L'homme et la vache ont disparu dans le Soi. Toute dualité s'est éteinte, la conscience individuelle n'est plus. Néanmoins la perfection totale serait néant : le cercle conserve quelques pointillés : des imperfections ... Ce qui EST se contemple et seul demeure.
L'Alchimiste insiste sur la nécessité de se concentrer sur l'œuvre. Nous avons tendance à fuir cette concentration. (Ce n'est pas nous qui fuyons, mais la substance transformante, l'esprit. On le nomme le cerf fugitif, cervus fugitivus ). Dès que le conscient et l'inconscient se rencontrent, les contraires entrent en mouvement. Alors la conscience est astreinte à supporter une certaine tension ... ; d'où les imperfections du cercle.
Partout où passe le bouvier, ses mains répandent des bénédictions : c'est le printemps ; son sourire et sa joie profonde font des miracles : les âmes revivent.
"L'âme s'assimile totalement à Dieu", nous dit de son côté saint Jean de la Croix. Le processus inconscient ne peut être vécu qu'au plus profond de l'âme et ne doit atteindre en aucun point la surface visible de la vie : si les fleurs sont cueillies, il est facile de comprendre que nul fruit n'en peut sortir. Voilà pourquoi la précipitation ne convient pas à l'Oeuvre.

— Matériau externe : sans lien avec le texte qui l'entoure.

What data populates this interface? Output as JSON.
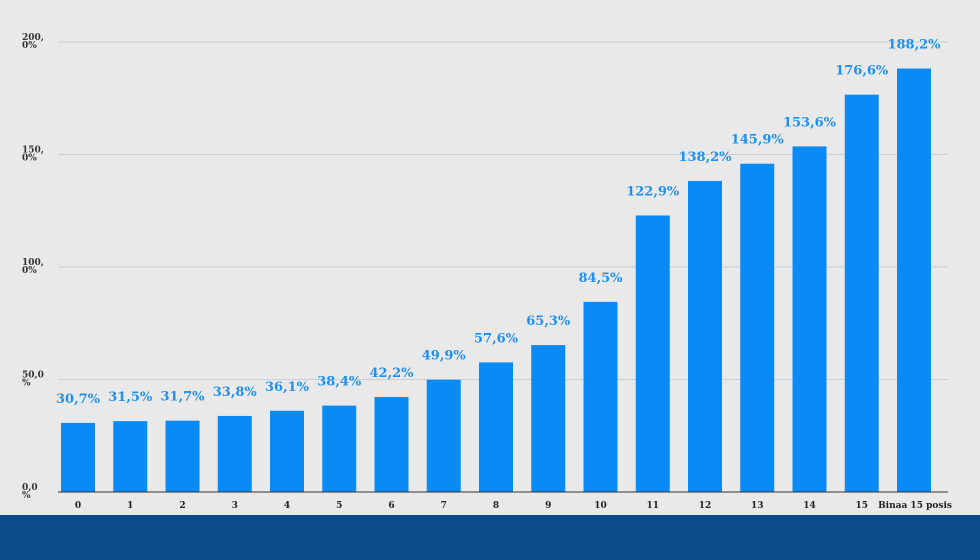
{
  "colors": {
    "bar": "#0a8af5",
    "label": "#1e90ef",
    "grid": "#c9cfd4",
    "axis": "#333333",
    "background": "#e9e9e9",
    "footer": "#0d4a8c"
  },
  "chart_data": {
    "type": "bar",
    "title": "",
    "xlabel": "",
    "ylabel": "",
    "ylim": [
      0,
      200
    ],
    "grid": true,
    "y_ticks": [
      {
        "value": 0,
        "label": [
          "0,0",
          "%"
        ]
      },
      {
        "value": 50,
        "label": [
          "50,0",
          "%"
        ]
      },
      {
        "value": 100,
        "label": [
          "100,",
          "0%"
        ]
      },
      {
        "value": 150,
        "label": [
          "150,",
          "0%"
        ]
      },
      {
        "value": 200,
        "label": [
          "200,",
          "0%"
        ]
      }
    ],
    "categories": [
      "0",
      "1",
      "2",
      "3",
      "4",
      "5",
      "6",
      "7",
      "8",
      "9",
      "10",
      "11",
      "12",
      "13",
      "14",
      "15",
      "Binaa 15 posis"
    ],
    "values": [
      30.7,
      31.5,
      31.7,
      33.8,
      36.1,
      38.4,
      42.2,
      49.9,
      57.6,
      65.3,
      84.5,
      122.9,
      138.2,
      145.9,
      153.6,
      176.6,
      188.2
    ],
    "data_labels": [
      "30,7%",
      "31,5%",
      "31,7%",
      "33,8%",
      "36,1%",
      "38,4%",
      "42,2%",
      "49,9%",
      "57,6%",
      "65,3%",
      "84,5%",
      "122,9%",
      "138,2%",
      "145,9%",
      "153,6%",
      "176,6%",
      "188,2%"
    ]
  }
}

Voici un rêve de transformation : « Devant moi, un sage avec un turban noir et blanc. Il s'approche et dit : "Je vais t'embrasser sur le cou". Il dépose alors, de la droite vers la gauche, un chapelet de baisers espacés, six en tout. A la place de chaque baiser, une très grosse perle fine ».
Interprétation : les couleurs noire et blanche sont reliées : le sage, incarnation du Soi, plein d'amour, donc d'assentiment envers la façon d'être de la rêveuse, lui donne six baisers (le six étant le mariage du feu et de l'eau). Ces baisers sont déposés sur le cou : lieu de la parole, lien du bas et du haut. Ils se transforment en perles, extraites de la mer, symbole de l'inconscient.
Ici s'achève le Dressage de la Vache : dans l'Ouroboros, tout est Un. Comme le dit l'alchimiste Basile Valentin : "Il ne me convient pas de t'exposer davantage ce que sont toutes choses en toutes choses, car toutes choses sont comprises en toutes choses".